Nadie, desde luego, pudo proponer algo distinto; así que dejando a los otros, Thorin y Fili y Kili y el hobbit siguieron la orilla hasta el puente. A la cabecera había guardias, aunque la vigilancia no parecía muy estricta, y no era realmente necesaria desde hacía mucho tiempo. Excepto por ocasionales riñas a causa de los peajes del río, eran amigos de los Elfos del Bosque. Otros pueblos estaban muy lejos, y algunos de los más jóvenes de la ciudad ponían abiertamente en duda la existencia de cualquier dragón en la Montaña, y se burlaban de los barbigrises y vejetes que decían haberlo visto volar por el cielo en sus años mozos. Por todo esto, no es de extrañar que los guardias estuviesen bebiendo y riendo junto al fuego dentro de la cabaña, y no oyesen el ruido de los enanos que eran desembalados, o los pasos de los cuatro exploradores. El asombro de los guardias fue enorme cuando Thorin Escudo de Roble cruzó la puerta.
—¿Quién eres y qué quieres? —gritaron poniéndose en pie de un salto y buscando a tientas las armas.
—¡Thorin hijo de Thrain hijo de Thror, Rey bajo la Montaña! —dijo el enano con voz recia, y realmente parecía un rey, aun con aquellas rasgadas vestiduras y el mugriento capuchón. El oro le brillaba en el cuello y en la cintura; y tenía ojos oscuros y profundos—. He regresado. ¡Deseo ver al gobernador de la ciudad!
Hubo entonces un tremendo alboroto. Algunos de los más necios salieron corriendo como si esperasen que la Montaña se convirtiese en oro por la noche y todas las aguas del Lago se pusiesen amarillas de un momento a otro. El capitán de la guardia se adelantó.

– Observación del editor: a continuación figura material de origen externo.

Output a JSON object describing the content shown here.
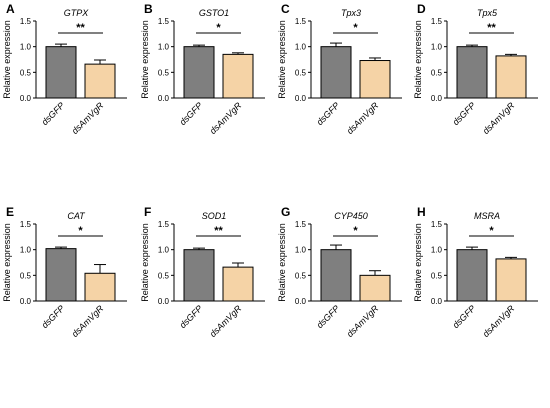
{
  "colors": {
    "dsGFP": "#7f7f7f",
    "dsAmVgR": "#f5d3a6",
    "ink": "#000000"
  },
  "chart_data": [
    {
      "panel": "A",
      "title": "GTPX",
      "type": "bar",
      "ylabel": "Relative expression",
      "categories": [
        "dsGFP",
        "dsAmVgR"
      ],
      "values": [
        1.0,
        0.66
      ],
      "errors": [
        0.05,
        0.08
      ],
      "ylim": [
        0,
        1.5
      ],
      "yticks": [
        "0.0",
        "0.5",
        "1.0",
        "1.5"
      ],
      "significance": "**"
    },
    {
      "panel": "B",
      "title": "GSTO1",
      "type": "bar",
      "ylabel": "Relative expression",
      "categories": [
        "dsGFP",
        "dsAmVgR"
      ],
      "values": [
        1.0,
        0.85
      ],
      "errors": [
        0.03,
        0.03
      ],
      "ylim": [
        0,
        1.5
      ],
      "yticks": [
        "0.0",
        "0.5",
        "1.0",
        "1.5"
      ],
      "significance": "*"
    },
    {
      "panel": "C",
      "title": "Tpx3",
      "type": "bar",
      "ylabel": "Relative expression",
      "categories": [
        "dsGFP",
        "dsAmVgR"
      ],
      "values": [
        1.0,
        0.73
      ],
      "errors": [
        0.07,
        0.05
      ],
      "ylim": [
        0,
        1.5
      ],
      "yticks": [
        "0.0",
        "0.5",
        "1.0",
        "1.5"
      ],
      "significance": "*"
    },
    {
      "panel": "D",
      "title": "Tpx5",
      "type": "bar",
      "ylabel": "Relative expression",
      "categories": [
        "dsGFP",
        "dsAmVgR"
      ],
      "values": [
        1.0,
        0.82
      ],
      "errors": [
        0.03,
        0.03
      ],
      "ylim": [
        0,
        1.5
      ],
      "yticks": [
        "0.0",
        "0.5",
        "1.0",
        "1.5"
      ],
      "significance": "**"
    },
    {
      "panel": "E",
      "title": "CAT",
      "type": "bar",
      "ylabel": "Relative expression",
      "categories": [
        "dsGFP",
        "dsAmVgR"
      ],
      "values": [
        1.02,
        0.54
      ],
      "errors": [
        0.03,
        0.17
      ],
      "ylim": [
        0,
        1.5
      ],
      "yticks": [
        "0.0",
        "0.5",
        "1.0",
        "1.5"
      ],
      "significance": "*"
    },
    {
      "panel": "F",
      "title": "SOD1",
      "type": "bar",
      "ylabel": "Relative expression",
      "categories": [
        "dsGFP",
        "dsAmVgR"
      ],
      "values": [
        1.0,
        0.66
      ],
      "errors": [
        0.03,
        0.08
      ],
      "ylim": [
        0,
        1.5
      ],
      "yticks": [
        "0.0",
        "0.5",
        "1.0",
        "1.5"
      ],
      "significance": "**"
    },
    {
      "panel": "G",
      "title": "CYP450",
      "type": "bar",
      "ylabel": "Relative expression",
      "categories": [
        "dsGFP",
        "dsAmVgR"
      ],
      "values": [
        1.0,
        0.5
      ],
      "errors": [
        0.09,
        0.09
      ],
      "ylim": [
        0,
        1.5
      ],
      "yticks": [
        "0.0",
        "0.5",
        "1.0",
        "1.5"
      ],
      "significance": "*"
    },
    {
      "panel": "H",
      "title": "MSRA",
      "type": "bar",
      "ylabel": "Relative expression",
      "categories": [
        "dsGFP",
        "dsAmVgR"
      ],
      "values": [
        1.0,
        0.82
      ],
      "errors": [
        0.05,
        0.03
      ],
      "ylim": [
        0,
        1.5
      ],
      "yticks": [
        "0.0",
        "0.5",
        "1.0",
        "1.5"
      ],
      "significance": "*"
    }
  ]
}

—¿Y quiénes son éstos? —preguntó señalando a Fili, Kili y Bilbo.
—Los hijos de la hija de mi padre —respondió Thorin—. Fili y Kili de la raza de Durin, y el señor Bolsón, que ha viajado con nosotros desde el Oeste.
—¡Si venís en paz arrojad las armas! —dijo el capitán.
—No tenemos armas —dijo Thorin, y era bastante cierto: los cuchillos se los habían sacado los Elfos del Bosque, y también la gran espada Orcrist. Bilbo tenía su daga, oculta como siempre, pero no habló—. No necesitamos armas, volvemos por fin a nuestros dominios, como se decía en otro tiempo. No podríamos luchar contra tantos. ¡Llévanos al gobernador!
—Está en una fiesta —dijo el capitán.
—Más motivo entonces para que nos lleves a él —estalló Fili, ya impaciente con tanta solemnidad—. Estamos agotados y hambrientos después de un largo viaje y tenemos camaradas enfermos. Ahora date prisa y no charlemos más, o tu señor tendrá algo que decirte.
—Seguidme entonces —dijo el capitán, y rodeándolos con seis de sus hombres los condujo por el puente, a través de las puertas, hasta el mercado de la ciudad. Éste era un amplio círculo de agua tranquila rodeada por altos pilotes sobre los que se levantaban las casas más grandes, y por largos muelles de madera con escalones y escalerillas que descendían a la superficie del lago. De una de las casas llegaba el resplandor de muchas luces y el sonido de muchas voces. Cruzaron las puertas y se quedaron parpadeando a la luz, mirando las largas mesas en las que se apretaba la gente.
—¡Soy Thorin hijo de Thrain hijo de Thror, Rey bajo la Montaña! ¡He regresado! —gritó Thorin con voz recia desde la puerta, antes de que el capitán pudiese hablar.
Todos se pusieron en pie de un salto. El gobernador de la ciudad se movió nervioso en la gran silla. Pero nadie se levantó con mayor sorpresa que los elfos, sentados al fondo de la sala. Precipitándose hacia la mesa del gobernador gritaron juntos:
—¡Éstos son prisioneros de nuestro rey que han escapado, enanos errantes y vagabundos que ni siquiera pudieron decir nada bueno de sí mismos y que merodean por los bosques y molestan a nuestra gente!
—¿Es eso cierto? —preguntó el gobernador. En realidad esto le parecía más probable que el regreso del Rey bajo la Montaña, si semejante persona había existido alguna vez.
—Es cierto que el Rey Elfo nos hizo prisioneros por error y nos encarceló sin causa alguna, cuando regresábamos a nuestro país —respondió Thorin—. Mas ni candados ni barrotes pueden impedir el retorno anunciado antaño, y no estamos en los dominios de los Elfos del Bosque. Hablo al gobernador de la ciudad de los Hombres del Lago, no a los almadieros del rey.